With questionable phrasing, weak dynamics and a haphazard sense of rhythm, she can pull off sultry ballads with some assurance, especially in Cantonese, but struggles once she gets to more up-tempo numbers. She’s certainly got a glamour factor and is on point tonally, but it’s not enough to carry the endlessly covered standards this album consists of.
So why, then, do I feel myself drawn to this record over and over?

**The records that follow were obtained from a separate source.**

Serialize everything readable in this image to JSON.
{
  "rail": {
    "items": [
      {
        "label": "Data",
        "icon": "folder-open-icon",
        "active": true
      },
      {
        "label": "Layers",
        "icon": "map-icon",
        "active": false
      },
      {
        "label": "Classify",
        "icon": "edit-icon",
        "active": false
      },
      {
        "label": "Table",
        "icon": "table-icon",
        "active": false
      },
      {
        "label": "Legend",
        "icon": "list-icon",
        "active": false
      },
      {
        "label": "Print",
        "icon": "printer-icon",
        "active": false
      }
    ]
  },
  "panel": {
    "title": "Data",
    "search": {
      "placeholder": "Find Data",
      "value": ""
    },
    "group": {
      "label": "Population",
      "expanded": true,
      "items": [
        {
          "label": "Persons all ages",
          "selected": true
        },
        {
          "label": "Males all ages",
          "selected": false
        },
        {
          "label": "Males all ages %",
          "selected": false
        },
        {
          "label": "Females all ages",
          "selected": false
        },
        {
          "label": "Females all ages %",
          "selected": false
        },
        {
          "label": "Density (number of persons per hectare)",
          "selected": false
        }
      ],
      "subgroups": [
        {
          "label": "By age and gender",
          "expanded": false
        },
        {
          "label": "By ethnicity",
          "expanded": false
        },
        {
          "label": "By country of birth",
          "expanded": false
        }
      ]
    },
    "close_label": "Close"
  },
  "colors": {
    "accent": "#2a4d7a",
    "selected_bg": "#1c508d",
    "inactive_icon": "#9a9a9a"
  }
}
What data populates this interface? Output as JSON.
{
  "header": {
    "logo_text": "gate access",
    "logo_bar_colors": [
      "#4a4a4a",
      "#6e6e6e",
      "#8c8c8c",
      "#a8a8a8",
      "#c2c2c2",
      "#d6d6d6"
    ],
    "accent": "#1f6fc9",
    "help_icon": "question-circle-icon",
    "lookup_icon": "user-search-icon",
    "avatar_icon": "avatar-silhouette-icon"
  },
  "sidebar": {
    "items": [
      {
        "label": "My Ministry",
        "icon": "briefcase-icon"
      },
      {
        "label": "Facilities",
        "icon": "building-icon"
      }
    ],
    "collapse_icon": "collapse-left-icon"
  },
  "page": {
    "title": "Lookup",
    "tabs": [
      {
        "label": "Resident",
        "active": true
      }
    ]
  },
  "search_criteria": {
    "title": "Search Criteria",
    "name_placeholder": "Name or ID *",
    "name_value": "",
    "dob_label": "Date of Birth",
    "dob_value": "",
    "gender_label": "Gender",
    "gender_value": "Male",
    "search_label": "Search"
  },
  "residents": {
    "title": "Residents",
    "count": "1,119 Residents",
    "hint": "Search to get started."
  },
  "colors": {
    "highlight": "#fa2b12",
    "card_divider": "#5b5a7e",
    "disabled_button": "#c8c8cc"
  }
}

It’s that accompaniment that reviewers are meant to pay less attention to. Like many releases of the time, there’s no information on who’s in the band, but there’s a drive here that’s hard to shake off. Sitting somewhere between the garage rock of frequent Kong Ling collaborators The Fabulous Echoes (I wouldn’t be surprised if that’s their Danny Ruvivar we hear on drums) and a more traditional, big-band setup, it keeps leaning in unexpected directions, a sudden accordion here, a flute there, a roughly shaken tambourine somewhere else. Most of all, there’s a fantastic looseness to it, with an intentionally ridiculous stereo separation and a band that has just enough natural swing and power. Some of it, on a lesser recording, would appear to be mistake or amateurishness, but here it imparts a truly engaging humanity.